L’iniziativa dovrà “sfociare in qualcosa di concreto”, l’appello dell’eurodeputato di Italia Viva, Nicola Danti, per rendere il processo di dibattito “utile al futuro dell’Europa. Soddisfazione anche del capodelegazione Pd al Parlamento europeo, Brando Benifei, il quale ricorda che tra tutte e tre le Istituzioni, il Parlamento è quello ad aver spinto più di tutti per “una dimensione partecipativa più spinta” e soprattutto che non sia solo discussione fine “a se stessa”.

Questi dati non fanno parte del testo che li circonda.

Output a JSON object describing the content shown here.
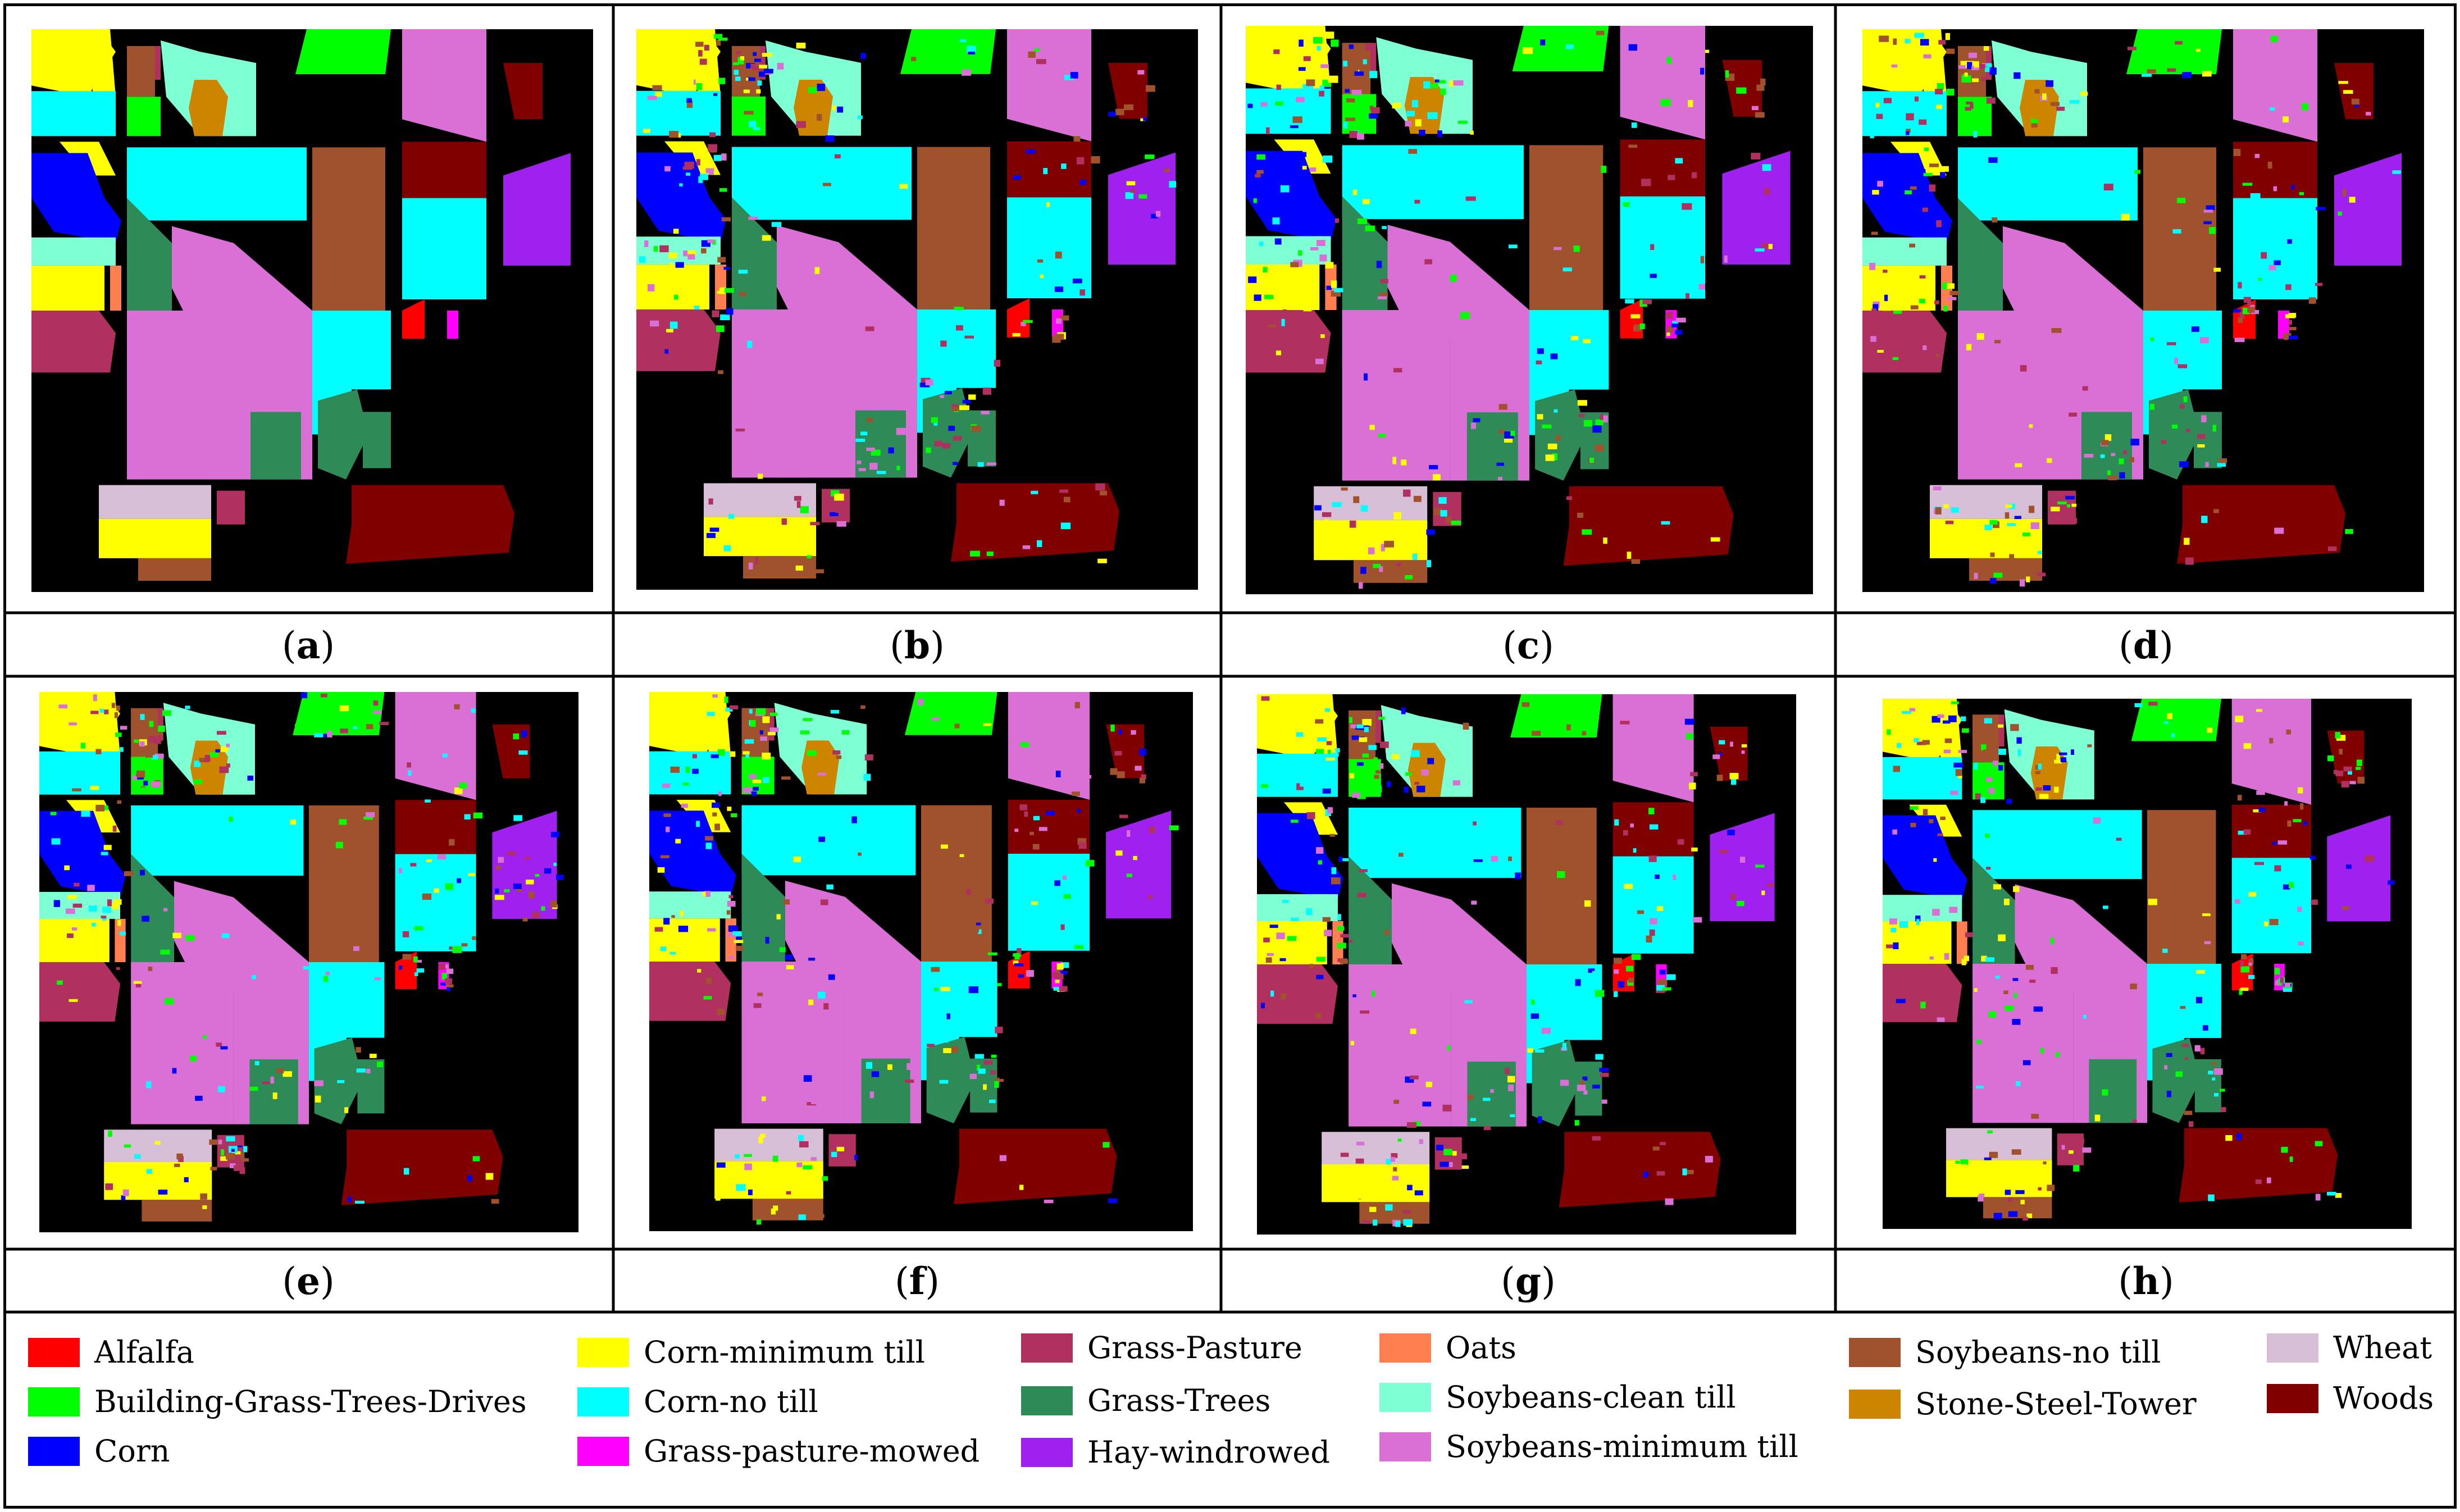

La Conferenza – dice Benifei – non può essere solo un mero esercizio di partecipazione, ma ci sono secondo lui le potenzialità per avere delle conclusioni che vincolino a una revisione dell’Europa. Convinto che all’Europa serva una riforma di “tipo federale per dare all’Ue più potere dove oggi non ne ha”, primo tra tutti la salute. Evidente la necessità di un ragionamento sulla revisione dei trattati anche per Eleonora Evi, eurodeputata dei Verdi europei, che spera che i lavori non siano nuovamente ostacolati dai “litigi istituzionali” e che l’Ue avrà il coraggio di ulteriori modifiche. Il tira e molla lungo un anno tra Parlamento e Consiglio solo per avviare il lavori mostra quante “fratture ci siano tra le istituzioni”, mette a fuoco il presidente del gruppo di Identità e Democrazia (ID), Marco Zanni, secondo cui l’esercizio acquisterà “senso se non diventa solo un esercizio di propaganda” a cui non potrà mancare una riflessione sugli errori del passato.